Some cheese (with that whine)
Here's what I've learned thus far from my recent -- albeit fleeting, and as of yet unmanifest -- brush with modest success:
It doesn't matter what you've done in your life. It doesn't matter how fucked up things have been for you, or how many piece of shit jobs you've worked, or how much you've struggled to get where you are. It doesn't matter that you had the shit kicked out of you, weekly, until you graduated high school and moved the fuck out. It doesn't even matter if every single person you know, even those who've hated your fucking guts for years, would say you've been through enough to have earned yourself a break. No. None of this matters.
You know why? Because somewhere, someone's going to hate you simply because you have something they don't.

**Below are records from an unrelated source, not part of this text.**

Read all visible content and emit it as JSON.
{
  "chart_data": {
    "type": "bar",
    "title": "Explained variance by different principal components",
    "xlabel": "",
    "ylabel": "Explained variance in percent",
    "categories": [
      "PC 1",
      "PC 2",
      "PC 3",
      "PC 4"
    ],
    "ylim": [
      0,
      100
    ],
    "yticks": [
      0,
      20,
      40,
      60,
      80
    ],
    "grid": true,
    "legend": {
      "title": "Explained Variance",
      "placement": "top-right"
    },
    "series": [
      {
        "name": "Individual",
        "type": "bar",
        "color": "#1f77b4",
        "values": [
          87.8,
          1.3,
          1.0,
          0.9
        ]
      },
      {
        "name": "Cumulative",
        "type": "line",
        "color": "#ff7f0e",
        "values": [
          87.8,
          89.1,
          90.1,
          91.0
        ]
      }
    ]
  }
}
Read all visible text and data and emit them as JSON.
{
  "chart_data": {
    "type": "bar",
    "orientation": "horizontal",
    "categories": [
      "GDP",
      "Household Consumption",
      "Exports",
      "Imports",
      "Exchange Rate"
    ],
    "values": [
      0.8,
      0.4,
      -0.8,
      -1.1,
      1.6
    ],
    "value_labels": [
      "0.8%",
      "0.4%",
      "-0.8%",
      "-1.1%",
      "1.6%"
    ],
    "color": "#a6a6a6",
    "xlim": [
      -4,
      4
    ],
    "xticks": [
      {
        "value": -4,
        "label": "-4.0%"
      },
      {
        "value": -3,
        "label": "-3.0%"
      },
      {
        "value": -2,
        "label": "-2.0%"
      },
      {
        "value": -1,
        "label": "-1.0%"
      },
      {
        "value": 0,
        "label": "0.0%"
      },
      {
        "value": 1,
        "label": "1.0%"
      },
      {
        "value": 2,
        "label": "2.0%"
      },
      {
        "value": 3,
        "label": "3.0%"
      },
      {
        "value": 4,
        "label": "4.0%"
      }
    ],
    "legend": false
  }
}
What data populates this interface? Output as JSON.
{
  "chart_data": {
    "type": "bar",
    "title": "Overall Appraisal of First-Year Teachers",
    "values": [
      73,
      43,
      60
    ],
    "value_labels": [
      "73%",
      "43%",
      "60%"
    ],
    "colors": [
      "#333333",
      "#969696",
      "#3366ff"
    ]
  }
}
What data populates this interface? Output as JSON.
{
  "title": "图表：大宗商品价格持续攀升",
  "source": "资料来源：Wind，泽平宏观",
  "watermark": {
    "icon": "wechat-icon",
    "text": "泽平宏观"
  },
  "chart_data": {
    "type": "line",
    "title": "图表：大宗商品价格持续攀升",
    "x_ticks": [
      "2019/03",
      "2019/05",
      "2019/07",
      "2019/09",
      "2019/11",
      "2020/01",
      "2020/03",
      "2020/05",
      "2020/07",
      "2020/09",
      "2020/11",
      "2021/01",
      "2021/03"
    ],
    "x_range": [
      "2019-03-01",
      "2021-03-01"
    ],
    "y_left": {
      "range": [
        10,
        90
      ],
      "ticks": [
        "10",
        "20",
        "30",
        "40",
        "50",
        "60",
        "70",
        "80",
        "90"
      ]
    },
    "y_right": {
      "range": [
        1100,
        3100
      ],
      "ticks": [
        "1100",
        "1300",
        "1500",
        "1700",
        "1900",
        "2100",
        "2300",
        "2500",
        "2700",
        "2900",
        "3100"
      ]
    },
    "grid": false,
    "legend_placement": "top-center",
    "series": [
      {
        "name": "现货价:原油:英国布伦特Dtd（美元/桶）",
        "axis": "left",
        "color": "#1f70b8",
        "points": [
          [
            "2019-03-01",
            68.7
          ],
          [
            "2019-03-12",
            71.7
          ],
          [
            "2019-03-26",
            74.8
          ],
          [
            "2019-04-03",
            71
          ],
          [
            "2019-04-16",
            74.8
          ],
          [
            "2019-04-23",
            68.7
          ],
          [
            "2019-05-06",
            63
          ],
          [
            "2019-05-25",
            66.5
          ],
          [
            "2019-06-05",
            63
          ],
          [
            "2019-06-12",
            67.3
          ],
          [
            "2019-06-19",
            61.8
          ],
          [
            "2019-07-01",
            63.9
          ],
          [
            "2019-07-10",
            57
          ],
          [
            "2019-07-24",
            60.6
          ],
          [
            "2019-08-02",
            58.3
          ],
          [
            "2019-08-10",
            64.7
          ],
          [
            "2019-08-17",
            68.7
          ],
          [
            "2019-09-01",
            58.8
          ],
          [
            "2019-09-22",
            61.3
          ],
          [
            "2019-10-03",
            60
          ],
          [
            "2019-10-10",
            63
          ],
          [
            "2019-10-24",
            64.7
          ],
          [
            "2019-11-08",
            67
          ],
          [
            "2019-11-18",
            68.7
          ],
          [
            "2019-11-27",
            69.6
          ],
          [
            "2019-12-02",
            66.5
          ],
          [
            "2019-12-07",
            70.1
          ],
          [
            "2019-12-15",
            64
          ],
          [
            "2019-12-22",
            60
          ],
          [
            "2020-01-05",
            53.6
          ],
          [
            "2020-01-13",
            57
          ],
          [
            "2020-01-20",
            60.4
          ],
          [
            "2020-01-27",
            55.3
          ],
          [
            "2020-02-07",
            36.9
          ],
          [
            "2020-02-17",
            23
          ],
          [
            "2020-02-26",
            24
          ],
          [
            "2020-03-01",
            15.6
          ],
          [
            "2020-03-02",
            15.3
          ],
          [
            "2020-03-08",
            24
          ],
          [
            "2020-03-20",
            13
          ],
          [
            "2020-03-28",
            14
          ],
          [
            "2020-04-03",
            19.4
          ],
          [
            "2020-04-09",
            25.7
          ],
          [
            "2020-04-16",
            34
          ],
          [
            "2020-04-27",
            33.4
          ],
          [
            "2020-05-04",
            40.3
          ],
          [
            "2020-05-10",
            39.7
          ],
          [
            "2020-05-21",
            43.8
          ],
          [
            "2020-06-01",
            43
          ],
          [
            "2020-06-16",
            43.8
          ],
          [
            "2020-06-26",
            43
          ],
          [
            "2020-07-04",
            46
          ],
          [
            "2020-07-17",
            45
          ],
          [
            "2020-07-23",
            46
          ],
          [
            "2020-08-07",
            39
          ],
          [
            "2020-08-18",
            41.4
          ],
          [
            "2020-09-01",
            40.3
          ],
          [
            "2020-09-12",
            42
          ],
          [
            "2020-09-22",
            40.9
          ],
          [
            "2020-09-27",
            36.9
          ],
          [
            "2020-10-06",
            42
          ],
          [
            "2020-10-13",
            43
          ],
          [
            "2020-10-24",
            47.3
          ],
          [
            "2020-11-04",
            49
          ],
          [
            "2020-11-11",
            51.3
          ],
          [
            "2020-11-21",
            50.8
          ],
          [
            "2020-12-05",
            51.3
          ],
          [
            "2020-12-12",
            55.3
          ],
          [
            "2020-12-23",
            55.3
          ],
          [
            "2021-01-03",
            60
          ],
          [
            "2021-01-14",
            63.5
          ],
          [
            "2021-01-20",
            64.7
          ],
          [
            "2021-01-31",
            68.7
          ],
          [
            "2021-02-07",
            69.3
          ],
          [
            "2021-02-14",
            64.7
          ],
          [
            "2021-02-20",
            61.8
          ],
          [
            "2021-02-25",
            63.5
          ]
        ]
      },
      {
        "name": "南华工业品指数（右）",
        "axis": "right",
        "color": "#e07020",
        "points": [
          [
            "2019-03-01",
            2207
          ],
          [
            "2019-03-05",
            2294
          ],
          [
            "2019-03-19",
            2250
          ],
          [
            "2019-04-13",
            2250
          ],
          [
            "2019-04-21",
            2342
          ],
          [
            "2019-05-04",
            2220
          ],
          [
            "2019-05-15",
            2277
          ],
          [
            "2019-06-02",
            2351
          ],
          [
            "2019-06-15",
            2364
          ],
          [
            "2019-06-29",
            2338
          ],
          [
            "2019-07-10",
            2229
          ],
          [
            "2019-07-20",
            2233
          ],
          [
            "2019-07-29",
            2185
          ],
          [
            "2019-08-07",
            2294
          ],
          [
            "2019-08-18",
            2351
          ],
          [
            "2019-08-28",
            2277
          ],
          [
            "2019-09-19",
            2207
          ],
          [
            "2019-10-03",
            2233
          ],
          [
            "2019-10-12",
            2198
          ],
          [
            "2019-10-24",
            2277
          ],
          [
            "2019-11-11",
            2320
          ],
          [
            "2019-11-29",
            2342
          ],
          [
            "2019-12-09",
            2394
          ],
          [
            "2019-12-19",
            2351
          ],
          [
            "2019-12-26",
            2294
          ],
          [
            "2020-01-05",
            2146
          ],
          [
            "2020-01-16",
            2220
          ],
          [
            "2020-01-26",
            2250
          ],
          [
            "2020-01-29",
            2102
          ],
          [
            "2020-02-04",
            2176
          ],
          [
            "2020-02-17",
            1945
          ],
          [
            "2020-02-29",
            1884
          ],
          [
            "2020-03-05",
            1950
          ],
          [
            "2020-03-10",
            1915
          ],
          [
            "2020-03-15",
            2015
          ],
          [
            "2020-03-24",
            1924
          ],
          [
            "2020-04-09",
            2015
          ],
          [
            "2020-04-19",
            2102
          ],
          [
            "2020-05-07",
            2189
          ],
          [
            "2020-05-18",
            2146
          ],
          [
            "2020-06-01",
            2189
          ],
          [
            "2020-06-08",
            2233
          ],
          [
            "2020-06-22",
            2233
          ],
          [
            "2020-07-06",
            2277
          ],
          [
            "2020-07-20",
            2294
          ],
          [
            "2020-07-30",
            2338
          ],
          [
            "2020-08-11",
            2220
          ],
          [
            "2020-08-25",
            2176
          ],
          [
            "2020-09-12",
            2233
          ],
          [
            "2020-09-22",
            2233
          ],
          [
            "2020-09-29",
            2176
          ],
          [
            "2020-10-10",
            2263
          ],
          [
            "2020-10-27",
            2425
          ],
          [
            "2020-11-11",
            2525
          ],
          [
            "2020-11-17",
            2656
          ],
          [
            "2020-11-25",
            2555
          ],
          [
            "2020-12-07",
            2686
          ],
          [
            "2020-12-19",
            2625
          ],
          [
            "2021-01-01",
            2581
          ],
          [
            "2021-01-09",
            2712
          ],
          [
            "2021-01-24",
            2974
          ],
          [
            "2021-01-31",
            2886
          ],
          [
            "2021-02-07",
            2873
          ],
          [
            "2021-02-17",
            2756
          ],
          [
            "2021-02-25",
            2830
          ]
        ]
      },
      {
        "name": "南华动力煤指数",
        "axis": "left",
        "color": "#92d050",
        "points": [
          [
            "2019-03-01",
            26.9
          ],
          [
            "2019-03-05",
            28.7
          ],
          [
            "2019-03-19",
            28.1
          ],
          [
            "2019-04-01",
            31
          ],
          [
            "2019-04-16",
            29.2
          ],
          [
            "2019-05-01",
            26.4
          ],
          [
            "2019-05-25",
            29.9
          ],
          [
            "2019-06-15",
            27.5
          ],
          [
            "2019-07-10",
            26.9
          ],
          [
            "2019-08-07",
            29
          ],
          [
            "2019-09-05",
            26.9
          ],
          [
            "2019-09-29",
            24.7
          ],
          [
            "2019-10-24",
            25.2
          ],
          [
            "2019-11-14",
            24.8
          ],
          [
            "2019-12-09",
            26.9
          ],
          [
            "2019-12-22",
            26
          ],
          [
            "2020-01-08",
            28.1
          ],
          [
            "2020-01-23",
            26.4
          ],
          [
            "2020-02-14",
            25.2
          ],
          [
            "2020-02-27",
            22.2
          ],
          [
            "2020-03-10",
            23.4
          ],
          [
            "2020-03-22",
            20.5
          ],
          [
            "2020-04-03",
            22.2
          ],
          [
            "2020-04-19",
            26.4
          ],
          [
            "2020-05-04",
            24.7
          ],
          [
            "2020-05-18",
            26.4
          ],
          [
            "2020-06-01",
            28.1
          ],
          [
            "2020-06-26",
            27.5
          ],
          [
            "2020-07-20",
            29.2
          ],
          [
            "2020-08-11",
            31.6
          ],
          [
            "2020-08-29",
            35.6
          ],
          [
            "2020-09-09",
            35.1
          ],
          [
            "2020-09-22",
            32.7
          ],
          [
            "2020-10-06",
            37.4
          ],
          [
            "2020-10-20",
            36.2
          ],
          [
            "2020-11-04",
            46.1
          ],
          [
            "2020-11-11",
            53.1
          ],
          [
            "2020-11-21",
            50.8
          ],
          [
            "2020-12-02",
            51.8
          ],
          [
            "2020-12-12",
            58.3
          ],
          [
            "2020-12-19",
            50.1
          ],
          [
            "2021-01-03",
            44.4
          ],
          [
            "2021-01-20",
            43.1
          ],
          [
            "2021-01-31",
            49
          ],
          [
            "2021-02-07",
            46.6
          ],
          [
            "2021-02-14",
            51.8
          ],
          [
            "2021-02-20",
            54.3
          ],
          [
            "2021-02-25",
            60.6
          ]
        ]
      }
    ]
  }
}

No other rationale needed. The fact that something good actually happened to you cancels out anything you've ever done in life, and you're back to square one because that something's been 'handed' to you. They deserve it, and you don't, simply because they're them, and you're you. Your scars? Your calluses? The fucked up, crackling, perpetually achy manual laborer's body that can predict the weather two days in advance? The fact that until a few short months ago you were resigned to the notion that yours was doomed to forever be a "life of quiet desperation?" Makes no fucking difference to them.
The people you've buried? That visit to the cemetery every last Sunday of the month? That's St. Raymond's in the Bronx if you ever want to see who I am. I'm usually there around noon to tend the area around the headstones, plural. I'm hard to miss, because I usually sit there for a while, rain or shine, talking to myself. Been doing that for fourteen years now, at least when I'm in New York. Haven't always been, though. Worked away from here for a while and lived somewhere else, and that was pretty fucking unpleasant, too. Doesn't matter, though. All some people see is that you've come across something good, or lucky, or even earned, and they'll be damned if you actually deserve it.
So, yeah, cubicle-cockring, I'm sorry I don't sit around waxing poetic about my toaster oven and my Blackberry and the line at Starbucks. I've been too busy out here, where the buildings grow in crooked, living my life. You think you've earned this spot? Wanna trade places? Fine, but you get the baggage, too.
Deal with it if you think book contracts erase memories.